Piekielny kierowca ZTM (WTP) Warszawa. Nie podam nr pokładowego autobusu tego piekielnika bo chyba tu jest niepotrzebny (mam na myśli ten żółty nr nad kabiną kierowcy). Idzie mi o linię 742, trasa Os. Kabaty - Góra Kalwaria (Rynek), odjazd z Os. Kabaty godz. 14:05. Dziś, 09.08.2022, czekałem na przystanku Waflowa 03 w kierunku Góry Kalwarii na rozkładowy przyjazd autobusu na godz. 14:17. Jestem osobą niepełnosprawną w stopniu znacznym i mam 44 lata.

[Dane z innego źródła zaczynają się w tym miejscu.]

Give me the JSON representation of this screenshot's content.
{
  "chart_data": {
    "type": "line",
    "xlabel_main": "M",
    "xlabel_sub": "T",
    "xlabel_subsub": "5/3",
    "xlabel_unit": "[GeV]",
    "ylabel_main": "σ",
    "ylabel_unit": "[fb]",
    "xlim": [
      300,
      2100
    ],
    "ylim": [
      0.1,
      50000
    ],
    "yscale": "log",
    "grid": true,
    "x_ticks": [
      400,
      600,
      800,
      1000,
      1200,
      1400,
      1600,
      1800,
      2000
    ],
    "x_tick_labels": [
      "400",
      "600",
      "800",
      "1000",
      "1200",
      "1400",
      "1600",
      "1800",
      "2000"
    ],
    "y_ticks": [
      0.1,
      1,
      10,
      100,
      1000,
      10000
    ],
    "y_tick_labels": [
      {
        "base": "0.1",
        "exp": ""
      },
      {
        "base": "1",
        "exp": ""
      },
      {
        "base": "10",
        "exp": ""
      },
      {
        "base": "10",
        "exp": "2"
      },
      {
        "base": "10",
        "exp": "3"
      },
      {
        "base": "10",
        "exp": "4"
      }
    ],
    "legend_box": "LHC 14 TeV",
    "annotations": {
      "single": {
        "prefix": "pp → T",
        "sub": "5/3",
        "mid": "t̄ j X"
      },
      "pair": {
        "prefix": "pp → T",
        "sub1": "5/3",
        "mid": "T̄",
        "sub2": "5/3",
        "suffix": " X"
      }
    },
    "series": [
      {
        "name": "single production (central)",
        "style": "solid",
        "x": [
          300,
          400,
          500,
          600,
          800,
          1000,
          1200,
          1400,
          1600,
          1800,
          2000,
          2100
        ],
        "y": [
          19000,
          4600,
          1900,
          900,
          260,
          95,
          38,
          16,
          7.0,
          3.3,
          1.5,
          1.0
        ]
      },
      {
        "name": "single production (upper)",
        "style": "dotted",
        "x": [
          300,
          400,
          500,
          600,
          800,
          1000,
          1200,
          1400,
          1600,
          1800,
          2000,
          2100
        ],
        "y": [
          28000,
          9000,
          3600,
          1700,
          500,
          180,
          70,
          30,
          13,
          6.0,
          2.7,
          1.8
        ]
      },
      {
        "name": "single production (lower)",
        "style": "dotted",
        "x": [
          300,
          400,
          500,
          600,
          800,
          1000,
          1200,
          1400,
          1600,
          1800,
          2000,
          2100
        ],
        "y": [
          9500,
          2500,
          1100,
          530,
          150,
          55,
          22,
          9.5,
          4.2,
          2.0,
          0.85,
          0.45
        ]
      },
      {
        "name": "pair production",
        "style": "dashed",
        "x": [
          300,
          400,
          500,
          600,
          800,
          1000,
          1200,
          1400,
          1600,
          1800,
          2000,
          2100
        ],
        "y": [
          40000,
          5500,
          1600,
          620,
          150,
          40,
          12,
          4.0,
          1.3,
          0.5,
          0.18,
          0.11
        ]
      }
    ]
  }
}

Kierowca POJECHAŁ Z PREMEDYTACJĄ ZŁĄ TRASĄ: pojechał PROSTO drogą Warszawa - Konstancin-Jeziorna (tą główną kilkupasmową) zamiast skręcić w lewo na światłach w ul. Przekorną a potem w prawo w ul. Przyczółkową by dojechać właśnie do przystanku Waflowa 03, na którym czekałem. O tym wszystkim poinformowała mnie moja mama przez komórkę bo dziś wyjątkowo była w tym autobusie właśnie. Na mamy uwagę co do pomylonej trasy powiedział: ,,Wiem'' stąd ja i mama wiemy, że zrobił to z premedytacją, specjalnie. Autobus wrócił na rozkładową trasę dopiero na rondzie w Konstancinie-Jeziornej, na tym rondzie koło McDonalda. Kierowca nie okazał też żadnej skruchy, nie przeprosił mojej mamy i mnie (po moim wejściu do autobusu na przystanku Waflowa 03). Gdyby szczęśliwym dla mnie przypadkiem mamy nie było w autobusie to przecież nie zainterweniowałaby i kierowca nie wróciłby na trasę rozkładową tylko jechałby sobie nadal główną drogą do Góry Kalwarii a ja bym czekał na przystanku nie wiedząc co się dzieje, co kosztowałby mnie, niepełnosprawnego, olbrzymią masę nerwów i przerażenie tą niespodziewaną sytuacją. Moim zdaniem tacy ludzie, którzy specjalnie jadą inną trasą pomijając wiele przystanków pokazują, że mają w nosie pasażerów czekających na autobus no więc NIE NADAJĄ SIĘ NA KIEROWCĘ. Od razu mówię (jakbyście mieli zastrzeżenia), ze oczywiście od razu w domu napisałem skargę na oficjalnym formularzu skarg na str. ZTMu (WTP) Warszawa.
PS. Sprawdziłem w Regulaminie ZTM (WTP) na necie, że ,,3.4. Zabroniona jest samowolna zmiana trasy przez prowadzącego pojazd, która skutkowałaby pominięciem przystanku". No to piekielnik się doigrał :) Będzie mieć gorąco na dywaniku u dyra czy tam innego swojego zwierzchnika i chyba to jego koniec przygód za kółkiem ZTMu (WTP) Warszawa :)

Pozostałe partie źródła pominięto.